Yargıtay 9. Hukuk Dairesi 2022/7310 Esas 2022/8136 Karar Sayılı İlamı

Abaküs Yazılım
9. Hukuk Dairesi
Esas No: 2022/7310
Karar No: 2022/8136
Karar Tarihi: 22.06.2022

Yargıtay 9. Hukuk Dairesi 2022/7310 Esas 2022/8136 Karar Sayılı İlamı

9. Hukuk Dairesi         2022/7310 E.  ,  2022/8136 K.

    "İçtihat Metni"



    BÖLGE ADLİYE
    MAHKEMESİ : ... 7. Hukuk Dairesi

    DAVA TÜRÜ : ALACAK

    İLK DERECE
    MAHKEMESİ : ... 43. İş Mahkemesi

    Taraflar arasındaki alacak davasından dolayı yapılan yargılama sonunda İlk Derece Mahkemesince davanın kısmen kabulüne karar verilmiştir.
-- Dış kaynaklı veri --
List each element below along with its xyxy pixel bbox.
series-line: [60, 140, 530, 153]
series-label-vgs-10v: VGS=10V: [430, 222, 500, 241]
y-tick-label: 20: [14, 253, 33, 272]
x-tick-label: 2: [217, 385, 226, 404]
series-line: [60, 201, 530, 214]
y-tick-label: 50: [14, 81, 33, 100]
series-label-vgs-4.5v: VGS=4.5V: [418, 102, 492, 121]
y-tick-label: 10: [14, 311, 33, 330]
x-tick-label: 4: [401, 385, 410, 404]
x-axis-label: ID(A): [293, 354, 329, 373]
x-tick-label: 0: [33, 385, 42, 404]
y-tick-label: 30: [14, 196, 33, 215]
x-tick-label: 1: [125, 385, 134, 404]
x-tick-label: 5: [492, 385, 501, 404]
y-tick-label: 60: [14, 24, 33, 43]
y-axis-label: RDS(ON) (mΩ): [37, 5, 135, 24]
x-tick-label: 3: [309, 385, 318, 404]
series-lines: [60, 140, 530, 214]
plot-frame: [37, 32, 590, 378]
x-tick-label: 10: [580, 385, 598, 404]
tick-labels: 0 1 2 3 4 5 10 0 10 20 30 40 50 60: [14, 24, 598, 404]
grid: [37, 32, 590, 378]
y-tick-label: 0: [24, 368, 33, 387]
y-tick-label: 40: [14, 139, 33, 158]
    Kararın taraf vekilleri tarafından istinaf edilmesi üzerine, Bölge Adliye Mahkemesince davalı vekilinin istinaf başvurusunun esastan reddine, davacı vekilinin istinaf başvurusunun kabulüyle İlk Derece Mahkemesi kararı kaldırılarak esas hakkında yeniden hüküm kurulmak suretiyle davanın kısmen kabulüne karar verilmiştir.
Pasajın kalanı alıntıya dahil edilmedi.